Sunday, June 12, 2016

A League of Gentlemen


Tom Peters says in business you’re either different or you’re cheap.

The announcement on Friday that the EFL Trophy, formerly the JPT, would include Premier League Academy U21 teams was greeted with all the contempt it deserves.

It was a cynical announcement, timed to coincide with the start of Euro 2016 when the media’s attention was already elsewhere.

Initially it appears that Oxford had reflected the fans’ view and voted against the plan when Darryl Eales told OxVox he opposed it. Later it turned out we had voted for it and that Eales had been outvoted by his board. Oxford are, to date, the only club to have confirmed their support for the move but we’re not a lone wolf here.

The fact that the board outvoted Eales is interesting. He clearly isn’t the benevolent dictator we sometimes perceive him to be, it’s good that there are opinions at board level, if everyone thought the same, then some of its members are redundant. There should be debate, that’s what will make the club a healthy one.
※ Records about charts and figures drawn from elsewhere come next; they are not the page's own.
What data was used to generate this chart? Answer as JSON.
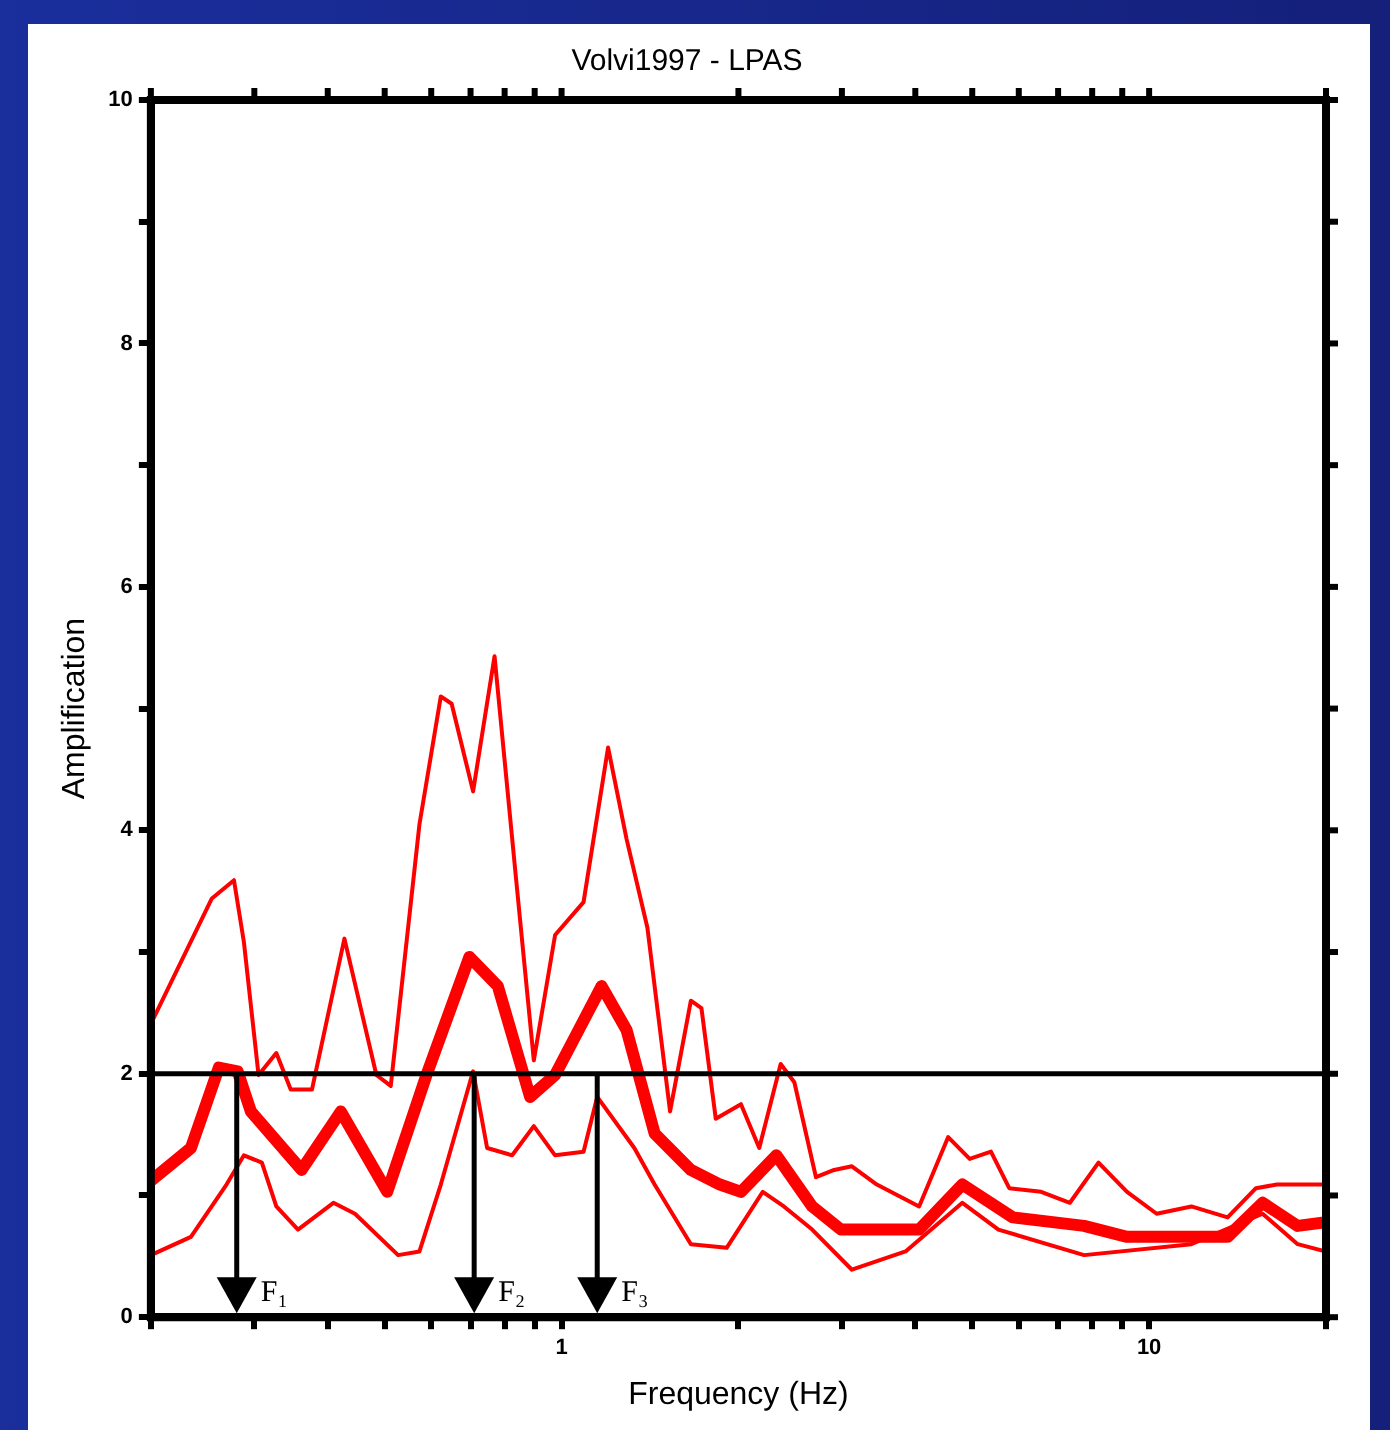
{
  "chart_data": {
    "type": "line",
    "title": "Volvi1997 - LPAS",
    "xlabel": "Frequency (Hz)",
    "ylabel": "Amplification",
    "log": "x",
    "grid": false,
    "legend": false,
    "marker": "none",
    "line_style": "solid",
    "xlim": [
      0.2,
      20
    ],
    "xticks": [
      {
        "value": 0.2,
        "label": null
      },
      {
        "value": 0.3,
        "label": null
      },
      {
        "value": 0.4,
        "label": null
      },
      {
        "value": 0.5,
        "label": null
      },
      {
        "value": 0.6,
        "label": null
      },
      {
        "value": 0.7,
        "label": null
      },
      {
        "value": 0.8,
        "label": null
      },
      {
        "value": 0.9,
        "label": null
      },
      1,
      {
        "value": 2,
        "label": null
      },
      {
        "value": 3,
        "label": null
      },
      {
        "value": 4,
        "label": null
      },
      {
        "value": 5,
        "label": null
      },
      {
        "value": 6,
        "label": null
      },
      {
        "value": 7,
        "label": null
      },
      {
        "value": 8,
        "label": null
      },
      {
        "value": 9,
        "label": null
      },
      10,
      {
        "value": 20,
        "label": null
      }
    ],
    "ylim": [
      0,
      10
    ],
    "yticks": [
      0,
      {
        "value": 1,
        "label": null
      },
      2,
      {
        "value": 3,
        "label": null
      },
      4,
      {
        "value": 5,
        "label": null
      },
      6,
      {
        "value": 7,
        "label": null
      },
      8,
      {
        "value": 9,
        "label": null
      },
      10
    ],
    "series": [
      {
        "color": "#ff0000",
        "x": [
          0.2,
          0.254,
          0.277,
          0.288,
          0.305,
          0.327,
          0.346,
          0.376,
          0.427,
          0.484,
          0.512,
          0.573,
          0.623,
          0.65,
          0.707,
          0.769,
          0.836,
          0.897,
          0.975,
          1.09,
          1.2,
          1.29,
          1.4,
          1.53,
          1.66,
          1.73,
          1.83,
          2.02,
          2.17,
          2.36,
          2.49,
          2.71,
          2.91,
          3.12,
          3.44,
          4.06,
          4.55,
          4.95,
          5.38,
          5.78,
          6.55,
          7.33,
          8.2,
          9.17,
          10.3,
          11.8,
          13.6,
          15.2,
          16.5,
          20
        ],
        "values": [
          2.41,
          3.44,
          3.59,
          3.08,
          1.99,
          2.17,
          1.87,
          1.87,
          3.11,
          1.99,
          1.9,
          4.05,
          5.1,
          5.04,
          4.32,
          5.43,
          3.62,
          2.11,
          3.14,
          3.41,
          4.68,
          3.93,
          3.2,
          1.69,
          2.6,
          2.54,
          1.63,
          1.75,
          1.39,
          2.08,
          1.93,
          1.15,
          1.21,
          1.24,
          1.09,
          0.91,
          1.48,
          1.3,
          1.36,
          1.06,
          1.03,
          0.94,
          1.27,
          1.03,
          0.85,
          0.91,
          0.82,
          1.06,
          1.09,
          1.09
        ]
      },
      {
        "color": "#ff0000",
        "x": [
          0.2,
          0.234,
          0.261,
          0.281,
          0.296,
          0.361,
          0.421,
          0.505,
          0.589,
          0.697,
          0.779,
          0.884,
          0.975,
          1.17,
          1.29,
          1.44,
          1.66,
          1.86,
          2.02,
          2.32,
          2.67,
          2.99,
          4.06,
          4.81,
          5.86,
          7.75,
          9.17,
          13.6,
          15.6,
          17.9,
          20
        ],
        "values": [
          1.12,
          1.39,
          2.05,
          2.02,
          1.69,
          1.21,
          1.69,
          1.03,
          1.99,
          2.96,
          2.72,
          1.81,
          1.99,
          2.72,
          2.36,
          1.51,
          1.21,
          1.09,
          1.03,
          1.33,
          0.91,
          0.72,
          0.72,
          1.09,
          0.82,
          0.75,
          0.66,
          0.66,
          0.94,
          0.75,
          0.78
        ]
      },
      {
        "color": "#ff0000",
        "x": [
          0.2,
          0.234,
          0.269,
          0.288,
          0.309,
          0.327,
          0.356,
          0.409,
          0.445,
          0.527,
          0.573,
          0.623,
          0.707,
          0.747,
          0.824,
          0.897,
          0.975,
          1.09,
          1.15,
          1.33,
          1.44,
          1.66,
          1.91,
          2.2,
          2.39,
          2.67,
          3.12,
          3.85,
          4.81,
          5.54,
          7.75,
          11.8,
          15.6,
          17.9,
          20
        ],
        "values": [
          0.51,
          0.66,
          1.09,
          1.33,
          1.27,
          0.91,
          0.72,
          0.94,
          0.85,
          0.51,
          0.54,
          1.09,
          2.02,
          1.39,
          1.33,
          1.57,
          1.33,
          1.36,
          1.81,
          1.39,
          1.09,
          0.6,
          0.57,
          1.03,
          0.91,
          0.72,
          0.39,
          0.54,
          0.94,
          0.72,
          0.51,
          0.6,
          0.85,
          0.6,
          0.54
        ]
      }
    ],
    "ref_lines": [
      {
        "axis": "y",
        "value": 2,
        "color": "#000000",
        "line_style": "solid"
      }
    ],
    "annotations": [
      {
        "text": "F₁",
        "x": 0.28,
        "y": 0.2
      },
      {
        "text": "F₂",
        "x": 0.71,
        "y": 0.2
      },
      {
        "text": "F₃",
        "x": 1.15,
        "y": 0.2
      }
    ]
  }
}
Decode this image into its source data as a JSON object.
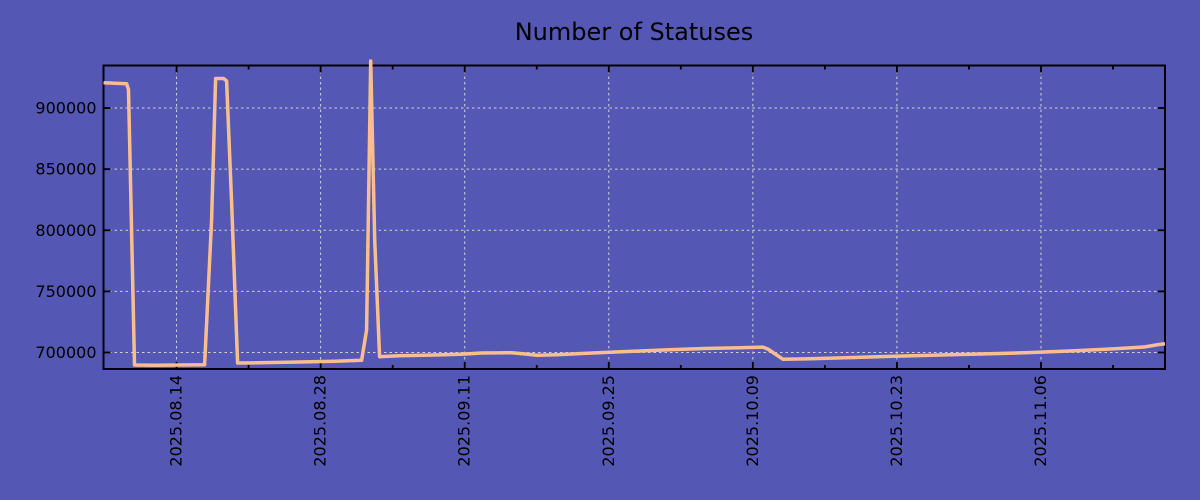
{
  "colors": {
    "background": "#5457B4",
    "line": "#F9BE8F",
    "grid": "#D2D2D2",
    "border": "#000000",
    "text": "#000000"
  },
  "chart_data": {
    "type": "line",
    "title": "Number of Statuses",
    "legend": "none",
    "grid": true,
    "x_unit": "days from plot left edge (left edge ≈ 2025.08.07, right edge ≈ 2025.11.18)",
    "x_range": [
      0,
      103.15
    ],
    "y_range": [
      686500,
      934800
    ],
    "y_ticks": [
      {
        "value": 900000,
        "label": "900000"
      },
      {
        "value": 850000,
        "label": "850000"
      },
      {
        "value": 800000,
        "label": "800000"
      },
      {
        "value": 750000,
        "label": "750000"
      },
      {
        "value": 700000,
        "label": "700000"
      }
    ],
    "x_ticks": [
      {
        "day": 7.1,
        "label": "2025.08.14"
      },
      {
        "day": 21.1,
        "label": "2025.08.28"
      },
      {
        "day": 35.1,
        "label": "2025.09.11"
      },
      {
        "day": 49.1,
        "label": "2025.09.25"
      },
      {
        "day": 63.1,
        "label": "2025.10.09"
      },
      {
        "day": 77.1,
        "label": "2025.10.23"
      },
      {
        "day": 91.1,
        "label": "2025.11.06"
      }
    ],
    "x_minor_tick_days": [
      14.1,
      28.1,
      42.1,
      56.1,
      70.1,
      84.1,
      98.1
    ],
    "series": [
      {
        "name": "statuses",
        "points": [
          [
            0,
            920700
          ],
          [
            2.24,
            919900
          ],
          [
            2.43,
            915000
          ],
          [
            3.01,
            689800
          ],
          [
            5,
            689600
          ],
          [
            9.82,
            689900
          ],
          [
            10.5,
            808500
          ],
          [
            10.89,
            924200
          ],
          [
            11.67,
            924200
          ],
          [
            11.96,
            922200
          ],
          [
            12.44,
            825000
          ],
          [
            13.03,
            691400
          ],
          [
            15.17,
            691600
          ],
          [
            19.05,
            692200
          ],
          [
            22.46,
            692800
          ],
          [
            25.08,
            693600
          ],
          [
            25.57,
            718400
          ],
          [
            25.96,
            938500
          ],
          [
            26.35,
            792200
          ],
          [
            26.83,
            696600
          ],
          [
            28.78,
            697300
          ],
          [
            32.67,
            698000
          ],
          [
            34.9,
            698700
          ],
          [
            36.75,
            699600
          ],
          [
            39.67,
            699800
          ],
          [
            41.12,
            698700
          ],
          [
            42.1,
            697700
          ],
          [
            44.04,
            698100
          ],
          [
            46.47,
            699200
          ],
          [
            48.9,
            700100
          ],
          [
            52.11,
            701200
          ],
          [
            55.22,
            702400
          ],
          [
            58.43,
            703300
          ],
          [
            61.83,
            703900
          ],
          [
            64.07,
            704400
          ],
          [
            64.55,
            702900
          ],
          [
            66.02,
            694500
          ],
          [
            68.64,
            694900
          ],
          [
            72.53,
            695800
          ],
          [
            76.91,
            697000
          ],
          [
            81.77,
            698000
          ],
          [
            87.11,
            699200
          ],
          [
            90.52,
            700100
          ],
          [
            94.41,
            701400
          ],
          [
            98.3,
            703000
          ],
          [
            101.21,
            704600
          ],
          [
            102.47,
            706500
          ],
          [
            103.15,
            707100
          ]
        ]
      }
    ]
  }
}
The club broke their silence on Saturday with what I thought was a pretty a cogent argument for voting with the plan. The Trophy is a dying competition, it has no sponsor, falling TV interest, there’s little that attracts the fans and it’s clearly a distraction for players and managers.

Having now been through an entire Trophy campaign, I can confirm from my perspective that excitement rarely gets beyond mild interest, even in the latter stages. As I said after the final against Barnsley, Wembley was like a works day out rather than a milestone in our history. It was nice, but it wasn’t vital.  

Don’t get me wrong; adding Premier League U21 teams to the mix is a terrible idea. I can’t imagine why anyone – media, sponsors or fans – might be attracted by the prospect of Stoke City Under 21s v Rochdale or even a Wembley final featuring West Brom v Southampton juniors. Last year’s FA Youth Cup final between Manchester City and Chelsea had an attendance of 8,500, even the Premier League has only so much appeal.

But, it’s difficult to know what else to do with it and the alternative is probably to abandon the competition altogether. The reality is that there is just too much football, and the trophy itself is being squeezed out. 

A friend of mine’s husband suffered a near-fatal brain injury 6 years ago. He’s been subjected to progressively more radical treatment in an attempt to save and then stabilise him. This idea seems to be along those lines, a terminal tournament being nursed with increasingly radical treatments.

But, like my friend’s husband, who is now in a wheelchair, suffers depression and bouts of extreme anger and is probably going to lose his leg; all the radical treatment can really achieve is to prevent it from dying, not allow it to thrive.

There is the suggestion that this is a Trojan horse strategy to allow these teams into the Football League. If it is, it’s a pretty dumb one, the equivalent of the Greeks climbing out of the horse at the gates of Troy to ring the doorbell. If this is part of a secret strategy then it’s obviously failed; Oxford may legitimately be able to vote for the idea as a test, but knowing the fans’ views, could it now vote for Premier League entry into the Football League? If it’s a test, then it’s clear that the results are negative, which is good to know, now let’s drown the idea forever.

There’s no doubt the Premier League holds a lot of the cards; they could end loyalty payments, the loan system, promotion and relegation, and throttle coverage of the Football League on Sky and BT. But the answer to those threats is not to become a cheap assimilation, it’s to become something different.

The Premier League is not an English league full of English clubs. Owners, players, managers, and increasingly, fans are not English. I’m no jingoist, I’m fine with it; I quite enjoy the Premier League although I can’t engage with it any deeper than as a form of entertainment.

But I like the uniquely English phenomenon of having three professional leagues (four if you add the Conference), I like the fact that five years ago we were in the Conference and next year we could be fighting to be in the Championship. I like that fans of obscure clubs travel up and down the country to support their team. As the Premier League becomes global, the Football League has a great opportunity to build itself as something successful and local; a Costa Coffee to the Premier League's Starbucks.

The Football League will be making a grave mistake if it chooses to suckle on the teat of the Premier League in an attempt to succeed. It has so many assets, the Championship is the fourth best attended league in Europe, it needs to build on what it has rather than assimilate itself to a global phenomenon that doesn’t care about it.


As Tom Peters says, in business you have two options – let’s be different, not cheap.